The family of 1st Lt. Aaron Seesan listens to a memorial service Sunday at Westbrook Veterans Memorial Park. The memorial features a poem that Seesan wrote as a eulogy for the common soldier, six years before his death in Iraq in 2005.

CANTON - When 1st Lt. Aaron Seesan died in combat on May 22, 2005, in Iraq, his parents did not know he had written a prescient poem, “Eulogy of the Common Soldier,” as a high-school senior six years earlier.

Tom and Chiquita Seesan attended a dedication Sunday of a memorial with the words of their son’s poem at the Westbrook Veterans Memorial Park on 13th Street NW at Interstate 77. They were joined by Steve and Peggy Buryj, whose son Pfc. Jesse Buryj was killed in Iraq. The granite stone memorial also honors Sgt. Michael Barkey, Staff Sgt. Richard Ramey, Pvt. Megan Adelman, Lance Cpl. Daniel McVicker, Spc. Richard Hardy and Cpl. Dustin Dergan.

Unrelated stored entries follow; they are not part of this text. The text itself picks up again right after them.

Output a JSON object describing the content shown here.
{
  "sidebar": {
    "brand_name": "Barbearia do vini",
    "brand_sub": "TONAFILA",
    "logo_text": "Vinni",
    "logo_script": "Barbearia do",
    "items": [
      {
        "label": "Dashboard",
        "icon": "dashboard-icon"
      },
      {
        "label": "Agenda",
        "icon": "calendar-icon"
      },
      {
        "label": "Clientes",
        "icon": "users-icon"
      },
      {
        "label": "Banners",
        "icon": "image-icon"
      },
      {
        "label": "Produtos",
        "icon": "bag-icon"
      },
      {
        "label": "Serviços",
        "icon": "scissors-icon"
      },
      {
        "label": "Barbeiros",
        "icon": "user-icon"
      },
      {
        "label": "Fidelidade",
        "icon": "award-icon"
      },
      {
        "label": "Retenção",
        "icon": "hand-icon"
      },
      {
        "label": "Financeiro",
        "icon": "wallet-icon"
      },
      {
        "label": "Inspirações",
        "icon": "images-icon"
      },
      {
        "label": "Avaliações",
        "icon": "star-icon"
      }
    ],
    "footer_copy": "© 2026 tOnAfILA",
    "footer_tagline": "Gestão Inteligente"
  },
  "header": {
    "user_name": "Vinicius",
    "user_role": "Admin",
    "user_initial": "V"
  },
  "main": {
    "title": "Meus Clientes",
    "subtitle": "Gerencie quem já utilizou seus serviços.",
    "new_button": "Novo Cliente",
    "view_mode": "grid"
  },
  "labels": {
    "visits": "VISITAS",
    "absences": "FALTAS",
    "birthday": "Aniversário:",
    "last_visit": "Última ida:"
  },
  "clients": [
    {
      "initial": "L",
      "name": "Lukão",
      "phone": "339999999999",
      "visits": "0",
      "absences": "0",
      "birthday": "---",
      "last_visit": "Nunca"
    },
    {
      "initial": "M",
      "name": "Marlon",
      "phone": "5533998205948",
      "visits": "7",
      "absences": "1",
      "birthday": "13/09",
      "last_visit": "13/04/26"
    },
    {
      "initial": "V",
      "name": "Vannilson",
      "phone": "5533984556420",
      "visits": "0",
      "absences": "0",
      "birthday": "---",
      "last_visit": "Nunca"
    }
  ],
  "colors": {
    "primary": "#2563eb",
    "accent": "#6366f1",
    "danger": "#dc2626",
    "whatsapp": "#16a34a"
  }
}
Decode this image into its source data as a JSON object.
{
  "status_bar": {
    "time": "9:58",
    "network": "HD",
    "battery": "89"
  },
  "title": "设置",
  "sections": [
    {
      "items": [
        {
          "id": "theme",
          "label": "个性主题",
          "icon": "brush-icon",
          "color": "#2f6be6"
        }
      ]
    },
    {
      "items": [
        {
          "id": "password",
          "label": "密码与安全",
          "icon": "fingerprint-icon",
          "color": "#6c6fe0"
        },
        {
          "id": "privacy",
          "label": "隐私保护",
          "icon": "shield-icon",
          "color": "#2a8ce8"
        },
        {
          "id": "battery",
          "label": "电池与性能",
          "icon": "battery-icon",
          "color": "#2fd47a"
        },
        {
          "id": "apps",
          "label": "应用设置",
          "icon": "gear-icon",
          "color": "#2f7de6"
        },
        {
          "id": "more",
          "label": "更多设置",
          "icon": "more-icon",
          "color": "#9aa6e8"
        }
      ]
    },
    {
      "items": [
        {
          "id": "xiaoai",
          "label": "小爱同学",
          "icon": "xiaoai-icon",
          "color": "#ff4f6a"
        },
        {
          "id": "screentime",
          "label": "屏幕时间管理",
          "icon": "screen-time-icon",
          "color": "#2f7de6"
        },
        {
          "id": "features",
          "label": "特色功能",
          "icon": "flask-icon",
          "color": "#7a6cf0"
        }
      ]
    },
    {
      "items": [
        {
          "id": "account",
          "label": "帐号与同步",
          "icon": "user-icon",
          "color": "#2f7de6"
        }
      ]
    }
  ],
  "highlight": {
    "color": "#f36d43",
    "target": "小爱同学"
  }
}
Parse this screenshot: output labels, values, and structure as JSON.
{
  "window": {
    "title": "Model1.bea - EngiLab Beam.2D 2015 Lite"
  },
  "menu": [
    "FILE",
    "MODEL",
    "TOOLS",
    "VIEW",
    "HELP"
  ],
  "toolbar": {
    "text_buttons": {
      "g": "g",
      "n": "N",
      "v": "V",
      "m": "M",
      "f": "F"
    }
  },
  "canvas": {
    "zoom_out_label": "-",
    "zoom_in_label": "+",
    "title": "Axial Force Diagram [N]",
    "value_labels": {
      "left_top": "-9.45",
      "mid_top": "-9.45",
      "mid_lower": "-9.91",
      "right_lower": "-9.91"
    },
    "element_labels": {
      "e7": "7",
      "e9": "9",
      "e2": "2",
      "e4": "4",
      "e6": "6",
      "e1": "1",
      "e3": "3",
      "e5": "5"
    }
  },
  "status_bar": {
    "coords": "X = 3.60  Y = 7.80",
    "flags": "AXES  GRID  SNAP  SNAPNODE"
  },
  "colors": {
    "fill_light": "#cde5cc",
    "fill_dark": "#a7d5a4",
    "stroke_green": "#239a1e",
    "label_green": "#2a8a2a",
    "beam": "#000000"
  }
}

“One of his (Aaron’s) classmate’s mother was cleaning out her son’s things,” Tom Seesan said. “She found (the poem) and mailed it to us.”

The Veterans Memorial is only a few blocks from the Buryj home. It’s where Jesse fell through ice in the pond in the third grade and nearly drowned. It’s where he proposed to his wife, Amber, in the gazebo there.

“This was Jesse’s playground,” she said. “It’s so close to home. Almost too close to home.”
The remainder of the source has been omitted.